Langkah ini diambil, mengingat kondisi di lapangan saat ini, sebagian lahan tersebut telah mulai dikuasai oleh masyarakat.
Pernyataan sikap ini ditegaskan dalam pertemuan dengan Bupati Abdya Dr. Safaruddin, S. Sos MSP di pendopo bupati setempat, Jum’at (30/01/2026).
Dari pihak KPA 013 Blangpidie ikut hadir Panglima KPA H. Abdurrahman Ubit (Panglima Do), Pangda 1 Syukriyahdi, Pangda 2 Tarzani, Pangda 3, Musliadi, Pangsagoe Kuta Malaka, Tgk Iskandar, Pangsagoe Tuwi loek, Tgk Zulkifli, Ketua BRA, Dedek Saputra, Tuha Peut KPA, Tgk. Barmawi dan Jubir PA, Reza Muliadi.
Panglima KPA Wilayah 013 Blangpidie, H. Abdurrahman Ubit, menilai ketidakpastian status hukum lahan tersebut dapat memicu konflik berkepanjangan jika tidak segera mendapat solusi konkret dari pemerintah.
Menurutnya, penyelesaian hukum menjadi prioritas utama. Pemerintah harus hadir untuk memberikan kepastian hukum agar hak-hak masyarakat terlindungi dan stabilitas daerah tetap terjaga.

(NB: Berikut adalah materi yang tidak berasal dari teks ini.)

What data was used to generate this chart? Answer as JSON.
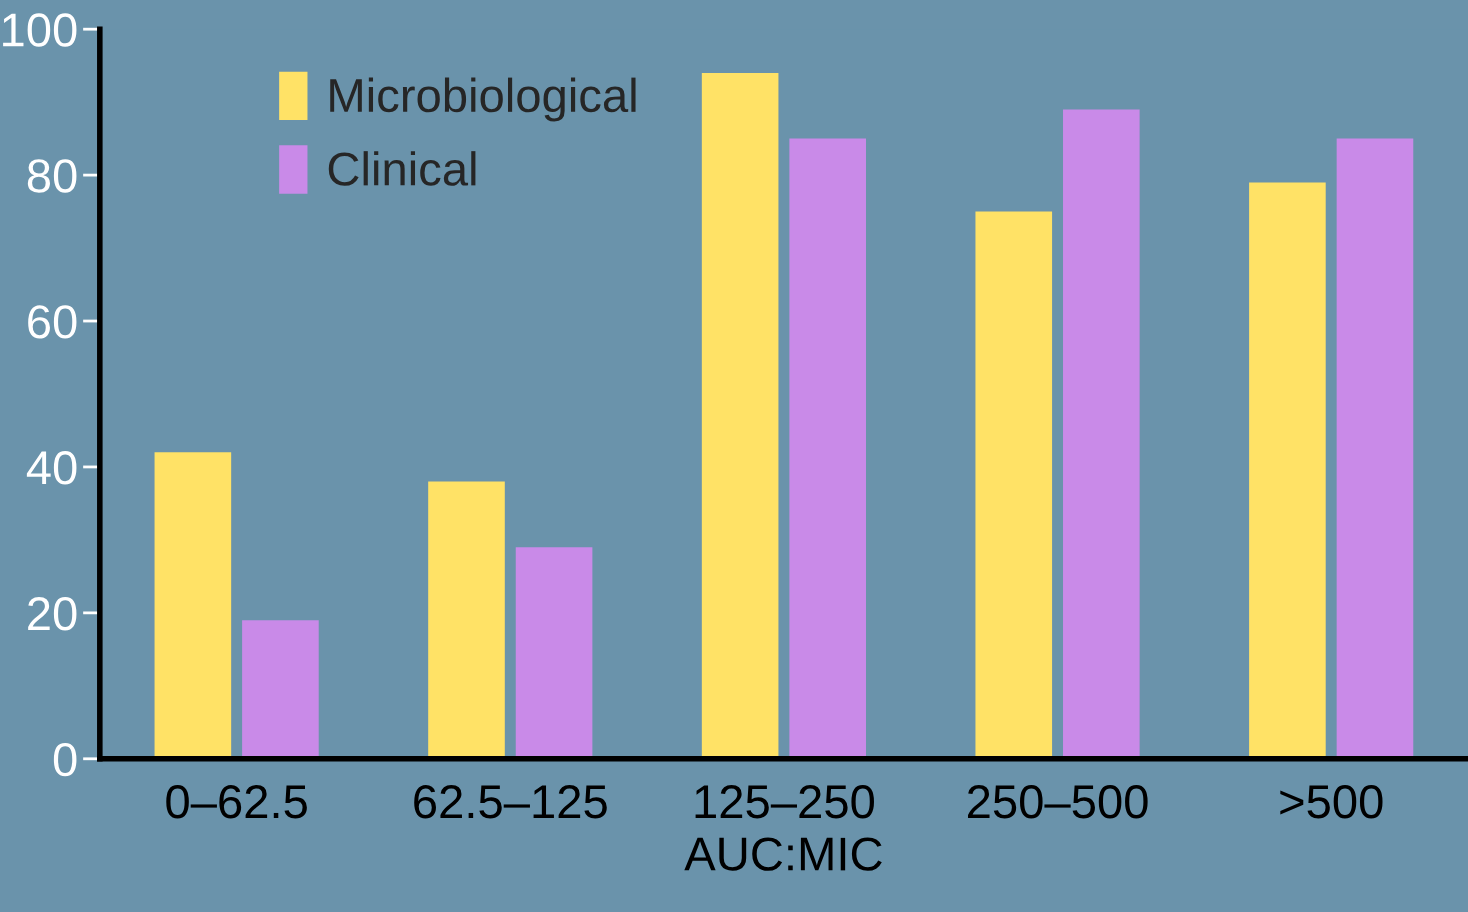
{
  "chart_data": {
    "type": "bar",
    "xlabel": "AUC:MIC",
    "categories": [
      "0–62.5",
      "62.5–125",
      "125–250",
      "250–500",
      ">500"
    ],
    "series": [
      {
        "name": "Microbiological",
        "color": "#ffe266",
        "values": [
          42,
          38,
          94,
          75,
          79
        ]
      },
      {
        "name": "Clinical",
        "color": "#c98ae8",
        "values": [
          19,
          29,
          85,
          89,
          85
        ]
      }
    ],
    "ylim": [
      0,
      100
    ],
    "yticks": [
      0,
      20,
      40,
      60,
      80,
      100
    ],
    "grid": false,
    "legend": "top left"
  }
}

“Kami mendorong pemerintah untuk tidak membiarkan persoalan ini berlarut-larut. Status hukum PT CA harus segera dituntaskan agar pemanfaatan lahan oleh masyarakat memiliki dasar yang jelas,” ucapnya.
Ia menekankan bahwa penguasaan lahan oleh sebagian masyarakat saat ini merupakan bentuk aspirasi terhadap kebutuhan lahan produktif.
Oleh karena itu, katanya, skema redistribusi tanah atau penyelesaian melalui jalur reforma agraria diharapkan menjadi jalan keluar yang diambil oleh pemerintah daerah maupun pusat.
“Dengan tuntasnya persoalan hukum ini, diharapkan lahan tersebut dapat dikelola secara legal dan memberikan dampak ekonomi positif bagi kesejahteraan masyarakat Abdya,” pungkasnya.